Back in September, the 6th Circuit ruled that Ohio had violated the law by proactively purging voter lists. Ohio appealed and the Supreme Court accepted the case for hearing during the next term. But there is where the story gets interesting:
Today, DOJ filed an amicus brief in Husted v. A. Philip Randolph Institute. The case, now at SCOTUS, is about whether the NVRA prevents certain types of purges…
But the DOJ filing is notable in and of itself. Today, DOJ said that Ohio’s purge is fine. But as the brief itself notes, that’s not what DOJ said last year, either in amicus participation in a Georgia federal trial court or in the 6th Circuit version of this very case. (As mentioned, I was involved.) It’s quite rare for the DOJ to change course after a filing a brief in the court of appeals: the Solicitor General’s office is often called the “Tenth Justice,” in part because while reversals happen, there’s a thumb on the scale to treat DOJ filings with some internal quasi-precedential weight.
And the brief is also notable for another reason: the signature block shows no participation from career civil rights attorneys. (The same thing happened with the controversial Title VII filing two weeks ago in the 2d Circuit, when DOJ weighed in on the opposite site of the EEOC.) In the normal course, you’ll see political and career attorneys from both the appropriate DOJ Division and the SG’s office, like this brief here. Not so today.
Since the arrival of the Trump administration, the Justice Department has been unraveling a lot of policies of the Obama administration. It refused to defend the DAFA program which gave quasi-legal status to the families of “Dreamers.” It refused to attack various ‘bathroom’ laws. It has now gone on record saying that sexual (dis)orientation is not covered as an illegal reason to dismiss an employee under Title VII of the Civil Rights Act. In all these cases, Trump’s Justice Department disavowed positions taken very recently by the Obama Justice Department. Many of these decisions have been accomplished despite the views of the career attorneys who loyally carried out the Obama agenda. I don’t have the time to dig into the names on the brief but I think the author of the post I quoted gets too cute by half. One of the signers of the amicus brief is Malcolm Stewart who has been in the Solicitor General’s office since at least 2004.

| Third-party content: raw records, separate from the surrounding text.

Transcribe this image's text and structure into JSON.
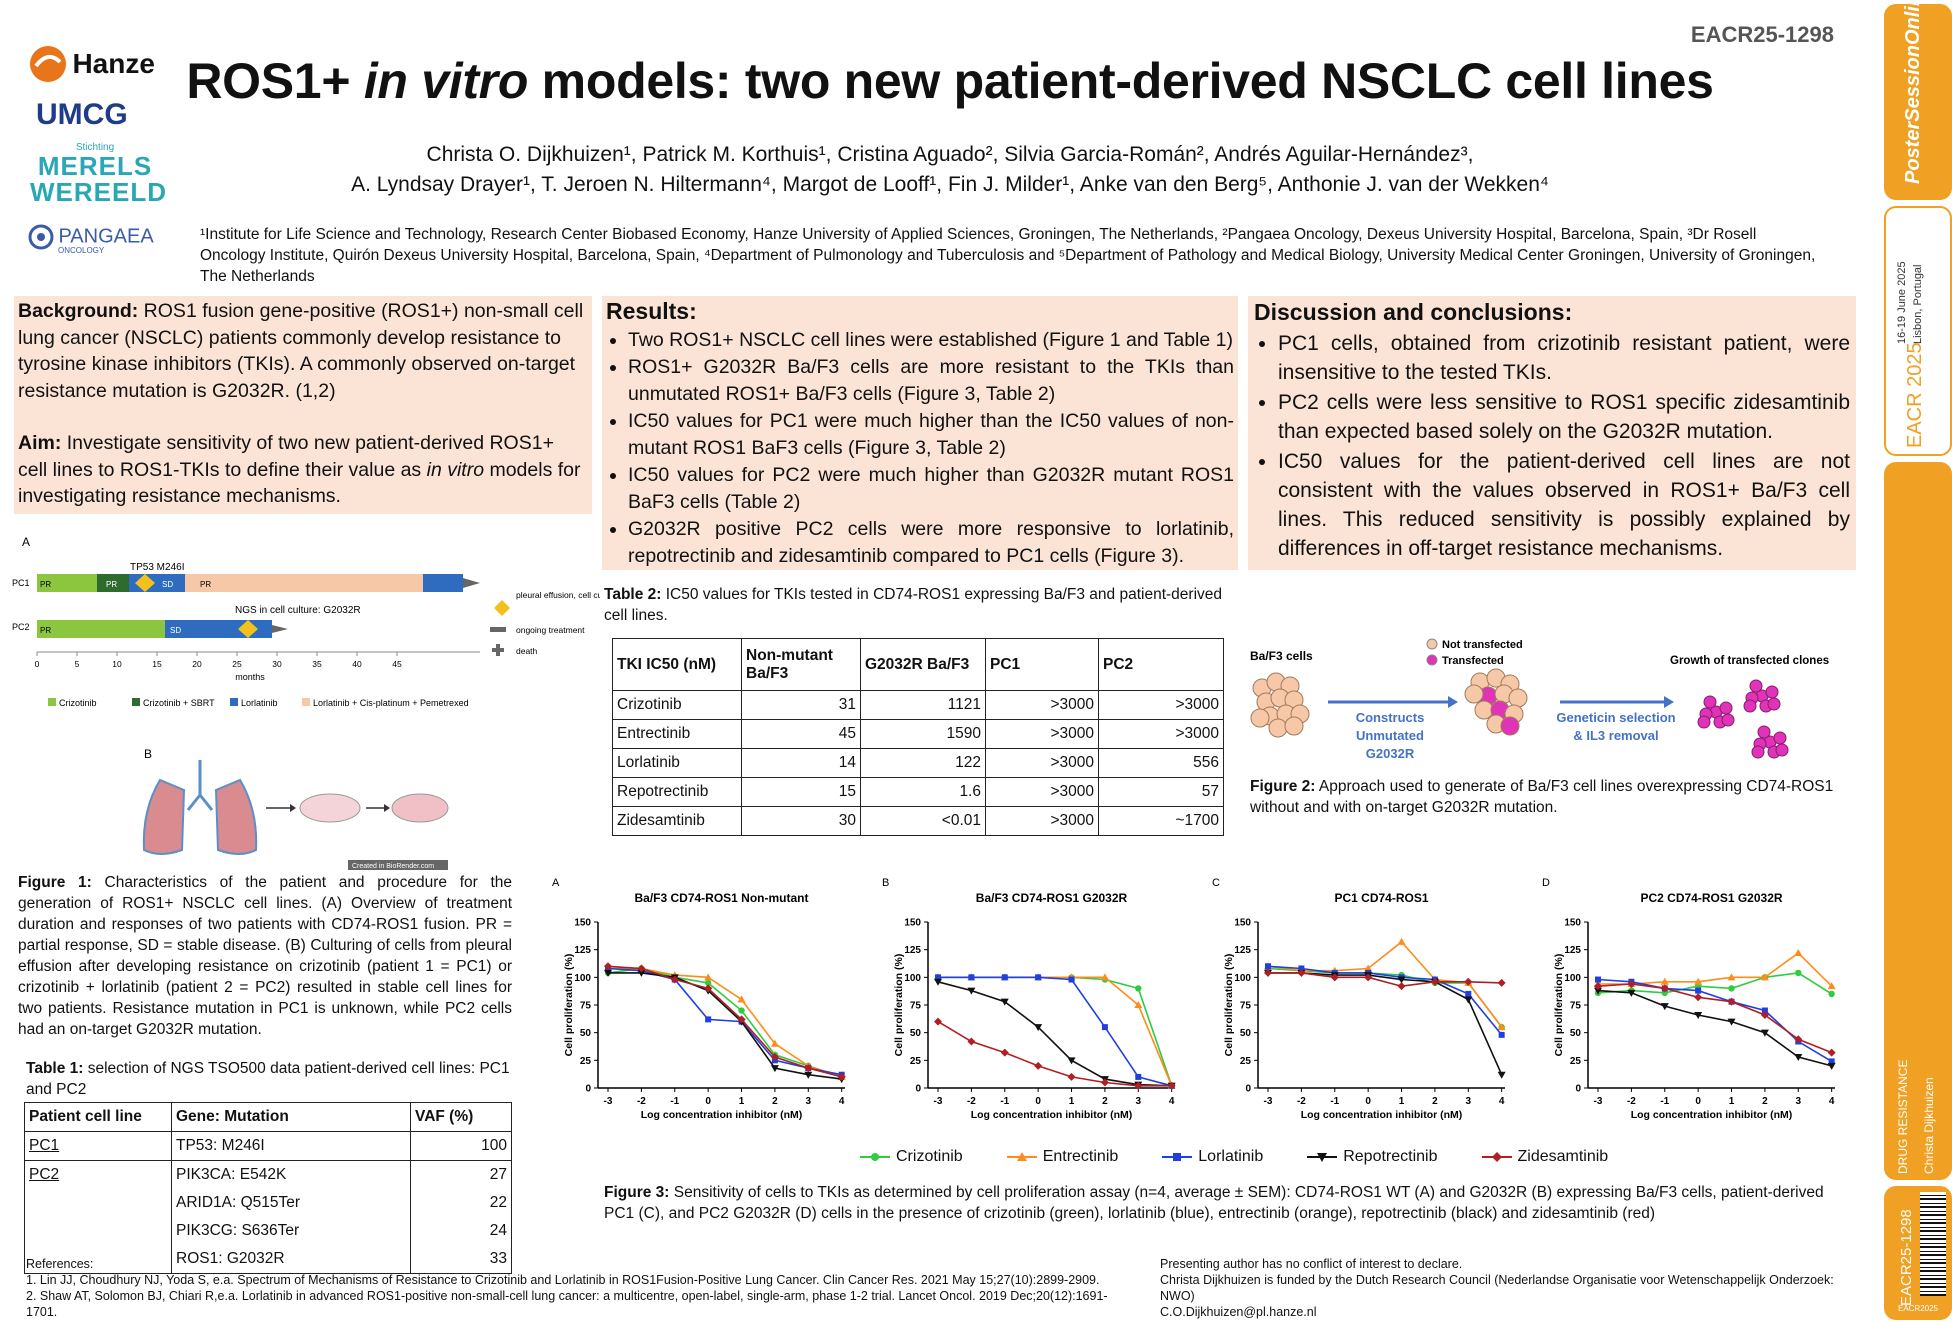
{
  "poster_code": "EACR25-1298",
  "title_parts": {
    "a": "ROS1+ ",
    "b": "in vitro",
    "c": " models: two new patient-derived NSCLC cell lines"
  },
  "logos": {
    "hanze": "Hanze",
    "umcg": "UMCG",
    "merels_small": "Stichting",
    "merels1": "MERELS",
    "merels2": "WEREELD",
    "pangaea": "PANGAEA",
    "pangaea_sub": "ONCOLOGY"
  },
  "authors_line1": "Christa O. Dijkhuizen¹, Patrick M. Korthuis¹, Cristina Aguado², Silvia Garcia-Román², Andrés Aguilar-Hernández³,",
  "authors_line2": "A. Lyndsay Drayer¹, T. Jeroen N. Hiltermann⁴, Margot de Looff¹, Fin J. Milder¹, Anke van den Berg⁵, Anthonie J. van der Wekken⁴",
  "affiliations": "¹Institute for Life Science and Technology, Research Center Biobased Economy, Hanze University of Applied Sciences, Groningen, The Netherlands, ²Pangaea Oncology, Dexeus University Hospital, Barcelona, Spain, ³Dr Rosell Oncology Institute, Quirón Dexeus University Hospital, Barcelona, Spain, ⁴Department of Pulmonology and Tuberculosis and ⁵Department of Pathology and Medical Biology, University Medical Center Groningen, University of Groningen, The Netherlands",
  "background": {
    "head": "Background:",
    "text": " ROS1 fusion gene-positive (ROS1+) non-small cell lung cancer (NSCLC) patients commonly develop resistance to tyrosine kinase inhibitors (TKIs). A commonly observed on-target resistance mutation is G2032R. (1,2)"
  },
  "aim": {
    "head": "Aim:",
    "text1": " Investigate sensitivity of two new patient-derived ROS1+ cell lines to ROS1-TKIs to define their value as ",
    "ital": "in vitro",
    "text2": " models for investigating resistance mechanisms."
  },
  "results": {
    "head": "Results:",
    "items": [
      "Two ROS1+ NSCLC cell lines were established (Figure 1 and Table 1)",
      "ROS1+ G2032R Ba/F3 cells are more resistant to the TKIs than unmutated ROS1+ Ba/F3 cells (Figure 3, Table 2)",
      "IC50 values for PC1 were much higher than the IC50 values of non-mutant ROS1 BaF3 cells (Figure 3, Table 2)",
      "IC50 values for PC2 were much higher than G2032R mutant ROS1 BaF3 cells (Table 2)",
      "G2032R positive PC2 cells were more responsive to lorlatinib, repotrectinib and zidesamtinib compared to PC1 cells (Figure 3)."
    ]
  },
  "discussion": {
    "head": "Discussion and conclusions:",
    "items": [
      "PC1 cells, obtained from crizotinib resistant patient,  were insensitive to the tested TKIs.",
      "PC2 cells were less sensitive to ROS1 specific zidesamtinib than expected based solely on the G2032R mutation.",
      "IC50 values for the patient-derived cell lines are not consistent with the values observed in ROS1+ Ba/F3 cell lines. This reduced sensitivity is possibly explained by differences in off-target resistance mechanisms."
    ]
  },
  "fig1a": {
    "panel": "A",
    "tp53": "TP53 M246I",
    "ngs": "NGS in cell culture: G2032R",
    "rows": [
      "PC1",
      "PC2"
    ],
    "xlabel": "months",
    "ticks": [
      "0",
      "5",
      "10",
      "15",
      "20",
      "25",
      "30",
      "35",
      "40",
      "45"
    ],
    "pc1_labels": [
      "PR",
      "PR",
      "SD",
      "PR"
    ],
    "pc2_labels": [
      "PR",
      "SD"
    ],
    "legend_right": [
      "pleural effusion, cell culture, NGS",
      "ongoing treatment",
      "death"
    ],
    "legend_bottom": [
      "Crizotinib",
      "Crizotinib + SBRT",
      "Lorlatinib",
      "Lorlatinib + Cis-platinum + Pemetrexed"
    ],
    "colors": {
      "crizotinib": "#8cc63f",
      "sbrt": "#2e6b2e",
      "lorlatinib": "#2f6cc0",
      "cispem": "#f6c8a8",
      "diamond": "#f2c21b"
    }
  },
  "fig1b": {
    "panel": "B",
    "credit": "Created in BioRender.com"
  },
  "fig1_caption": {
    "head": "Figure 1:",
    "text": " Characteristics of the patient and procedure for the generation of ROS1+ NSCLC cell lines. (A) Overview of treatment duration and responses of two patients with CD74-ROS1 fusion. PR = partial response, SD = stable disease. (B) Culturing of cells from pleural effusion after developing resistance on crizotinib (patient 1 = PC1) or crizotinib + lorlatinib (patient 2 = PC2) resulted in stable cell lines for two patients. Resistance mutation in PC1 is unknown, while PC2 cells had an on-target G2032R mutation."
  },
  "table1": {
    "caption_head": "Table 1:",
    "caption": " selection of NGS TSO500 data patient-derived cell lines: PC1 and PC2",
    "headers": [
      "Patient cell line",
      "Gene: Mutation",
      "VAF (%)"
    ],
    "rows": [
      [
        "PC1",
        "TP53: M246I",
        "100"
      ],
      [
        "PC2",
        "PIK3CA: E542K",
        "27"
      ],
      [
        "",
        "ARID1A: Q515Ter",
        "22"
      ],
      [
        "",
        "PIK3CG: S636Ter",
        "24"
      ],
      [
        "",
        "ROS1: G2032R",
        "33"
      ]
    ]
  },
  "table2": {
    "caption_head": "Table 2:",
    "caption": " IC50 values for TKIs tested in CD74-ROS1 expressing Ba/F3 and patient-derived cell lines.",
    "headers": [
      "TKI IC50 (nM)",
      "Non-mutant Ba/F3",
      "G2032R Ba/F3",
      "PC1",
      "PC2"
    ],
    "rows": [
      [
        "Crizotinib",
        "31",
        "1121",
        ">3000",
        ">3000"
      ],
      [
        "Entrectinib",
        "45",
        "1590",
        ">3000",
        ">3000"
      ],
      [
        "Lorlatinib",
        "14",
        "122",
        ">3000",
        "556"
      ],
      [
        "Repotrectinib",
        "15",
        "1.6",
        ">3000",
        "57"
      ],
      [
        "Zidesamtinib",
        "30",
        "<0.01",
        ">3000",
        "~1700"
      ]
    ]
  },
  "fig2": {
    "bf3": "Ba/F3 cells",
    "not_tf": "Not transfected",
    "tf": "Transfected",
    "arrow1": [
      "Constructs",
      "Unmutated",
      "G2032R"
    ],
    "arrow2": [
      "Geneticin selection",
      "& IL3 removal"
    ],
    "growth": "Growth of transfected clones",
    "caption_head": "Figure 2:",
    "caption": " Approach used to generate of Ba/F3 cell lines overexpressing CD74-ROS1 without and with on-target G2032R mutation."
  },
  "fig3_caption": {
    "head": "Figure 3:",
    "text": " Sensitivity of cells to TKIs as determined by cell proliferation assay (n=4, average ± SEM): CD74-ROS1 WT (A) and G2032R (B) expressing Ba/F3 cells, patient-derived PC1 (C), and PC2 G2032R (D) cells in the presence of crizotinib (green), lorlatinib (blue), entrectinib (orange), repotrectinib (black) and zidesamtinib (red)"
  },
  "chart_data": [
    {
      "type": "line",
      "panel": "A",
      "title": "Ba/F3 CD74-ROS1 Non-mutant",
      "xlabel": "Log concentration inhibitor (nM)",
      "ylabel": "Cell proliferation (%)",
      "x": [
        -3,
        -2,
        -1,
        0,
        1,
        2,
        3,
        4
      ],
      "xlim": [
        -3.3,
        4.1
      ],
      "ylim": [
        0,
        150
      ],
      "yticks": [
        0,
        25,
        50,
        75,
        100,
        125,
        150
      ],
      "series": [
        {
          "name": "Crizotinib",
          "color": "#2ecc40",
          "values": [
            104,
            108,
            100,
            95,
            70,
            30,
            20,
            10
          ]
        },
        {
          "name": "Entrectinib",
          "color": "#ff8c1a",
          "values": [
            108,
            108,
            102,
            100,
            80,
            40,
            20,
            10
          ]
        },
        {
          "name": "Lorlatinib",
          "color": "#1f3fe0",
          "values": [
            108,
            106,
            98,
            62,
            60,
            25,
            18,
            12
          ]
        },
        {
          "name": "Repotrectinib",
          "color": "#111111",
          "values": [
            104,
            104,
            100,
            88,
            60,
            18,
            12,
            8
          ]
        },
        {
          "name": "Zidesamtinib",
          "color": "#b01f24",
          "values": [
            110,
            108,
            98,
            90,
            62,
            28,
            18,
            10
          ]
        }
      ]
    },
    {
      "type": "line",
      "panel": "B",
      "title": "Ba/F3 CD74-ROS1 G2032R",
      "xlabel": "Log concentration inhibitor (nM)",
      "ylabel": "Cell proliferation (%)",
      "x": [
        -3,
        -2,
        -1,
        0,
        1,
        2,
        3,
        4
      ],
      "xlim": [
        -3.3,
        4.1
      ],
      "ylim": [
        0,
        150
      ],
      "yticks": [
        0,
        25,
        50,
        75,
        100,
        125,
        150
      ],
      "series": [
        {
          "name": "Crizotinib",
          "color": "#2ecc40",
          "values": [
            100,
            100,
            100,
            100,
            100,
            98,
            90,
            2
          ]
        },
        {
          "name": "Entrectinib",
          "color": "#ff8c1a",
          "values": [
            100,
            100,
            100,
            100,
            100,
            100,
            75,
            2
          ]
        },
        {
          "name": "Lorlatinib",
          "color": "#1f3fe0",
          "values": [
            100,
            100,
            100,
            100,
            98,
            55,
            10,
            2
          ]
        },
        {
          "name": "Repotrectinib",
          "color": "#111111",
          "values": [
            96,
            88,
            78,
            55,
            25,
            8,
            3,
            2
          ]
        },
        {
          "name": "Zidesamtinib",
          "color": "#b01f24",
          "values": [
            60,
            42,
            32,
            20,
            10,
            5,
            2,
            2
          ]
        }
      ]
    },
    {
      "type": "line",
      "panel": "C",
      "title": "PC1 CD74-ROS1",
      "xlabel": "Log concentration inhibitor (nM)",
      "ylabel": "Cell proliferation (%)",
      "x": [
        -3,
        -2,
        -1,
        0,
        1,
        2,
        3,
        4
      ],
      "xlim": [
        -3.3,
        4.1
      ],
      "ylim": [
        0,
        150
      ],
      "yticks": [
        0,
        25,
        50,
        75,
        100,
        125,
        150
      ],
      "series": [
        {
          "name": "Crizotinib",
          "color": "#2ecc40",
          "values": [
            108,
            106,
            104,
            104,
            102,
            95,
            95,
            55
          ]
        },
        {
          "name": "Entrectinib",
          "color": "#ff8c1a",
          "values": [
            110,
            106,
            106,
            108,
            132,
            98,
            95,
            55
          ]
        },
        {
          "name": "Lorlatinib",
          "color": "#1f3fe0",
          "values": [
            110,
            108,
            104,
            104,
            100,
            98,
            85,
            48
          ]
        },
        {
          "name": "Repotrectinib",
          "color": "#111111",
          "values": [
            104,
            104,
            102,
            102,
            98,
            96,
            80,
            12
          ]
        },
        {
          "name": "Zidesamtinib",
          "color": "#b01f24",
          "values": [
            104,
            104,
            100,
            100,
            92,
            96,
            96,
            95
          ]
        }
      ]
    },
    {
      "type": "line",
      "panel": "D",
      "title": "PC2 CD74-ROS1 G2032R",
      "xlabel": "Log concentration inhibitor (nM)",
      "ylabel": "Cell proliferation (%)",
      "x": [
        -3,
        -2,
        -1,
        0,
        1,
        2,
        3,
        4
      ],
      "xlim": [
        -3.3,
        4.1
      ],
      "ylim": [
        0,
        150
      ],
      "yticks": [
        0,
        25,
        50,
        75,
        100,
        125,
        150
      ],
      "series": [
        {
          "name": "Crizotinib",
          "color": "#2ecc40",
          "values": [
            86,
            88,
            86,
            92,
            90,
            100,
            104,
            85
          ]
        },
        {
          "name": "Entrectinib",
          "color": "#ff8c1a",
          "values": [
            94,
            94,
            96,
            96,
            100,
            100,
            122,
            92
          ]
        },
        {
          "name": "Lorlatinib",
          "color": "#1f3fe0",
          "values": [
            98,
            96,
            90,
            88,
            78,
            70,
            42,
            24
          ]
        },
        {
          "name": "Repotrectinib",
          "color": "#111111",
          "values": [
            88,
            86,
            74,
            66,
            60,
            50,
            28,
            20
          ]
        },
        {
          "name": "Zidesamtinib",
          "color": "#b01f24",
          "values": [
            92,
            94,
            90,
            82,
            78,
            66,
            44,
            32
          ]
        }
      ]
    }
  ],
  "fig3_legend": [
    "Crizotinib",
    "Entrectinib",
    "Lorlatinib",
    "Repotrectinib",
    "Zidesamtinib"
  ],
  "references": {
    "head": "References:",
    "r1": "1. Lin JJ, Choudhury NJ, Yoda S, e.a. Spectrum of Mechanisms of Resistance to Crizotinib and Lorlatinib in ROS1Fusion-Positive Lung Cancer. Clin Cancer Res. 2021 May 15;27(10):2899-2909.",
    "r2": "2. Shaw AT, Solomon BJ, Chiari R,e.a. Lorlatinib in advanced ROS1-positive non-small-cell lung cancer: a multicentre, open-label, single-arm, phase 1-2 trial. Lancet Oncol. 2019 Dec;20(12):1691-1701."
  },
  "disclosure": {
    "l1": "Presenting author has no conflict of interest to declare.",
    "l2": "Christa Dijkhuizen is funded by the Dutch Research Council (Nederlandse Organisatie voor Wetenschappelijk Onderzoek: NWO)",
    "l3": "C.O.Dijkhuizen@pl.hanze.nl"
  },
  "sidebar": {
    "brand": "PosterSessionOnline",
    "dates": "16-19 June 2025",
    "place": "Lisbon, Portugal",
    "eacr": "EACR 2025",
    "topic": "DRUG RESISTANCE",
    "author": "Christa Dijkhuizen",
    "code": "EACR25-1298",
    "code_small": "EACR2025"
  }
}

While, as it isn’t legislation, many anti-Trumpers claim this is nothing, the fact is that locking in these legal decisions has great value in shutting down avenues used by progressives to move through the courts an agenda they can’t move politically.
We don’t know how the Supreme Court will rule on this but with Neil Gorsuch on the bench we have a much better chance of giving states the authority they need protect our votes than we had six months ago.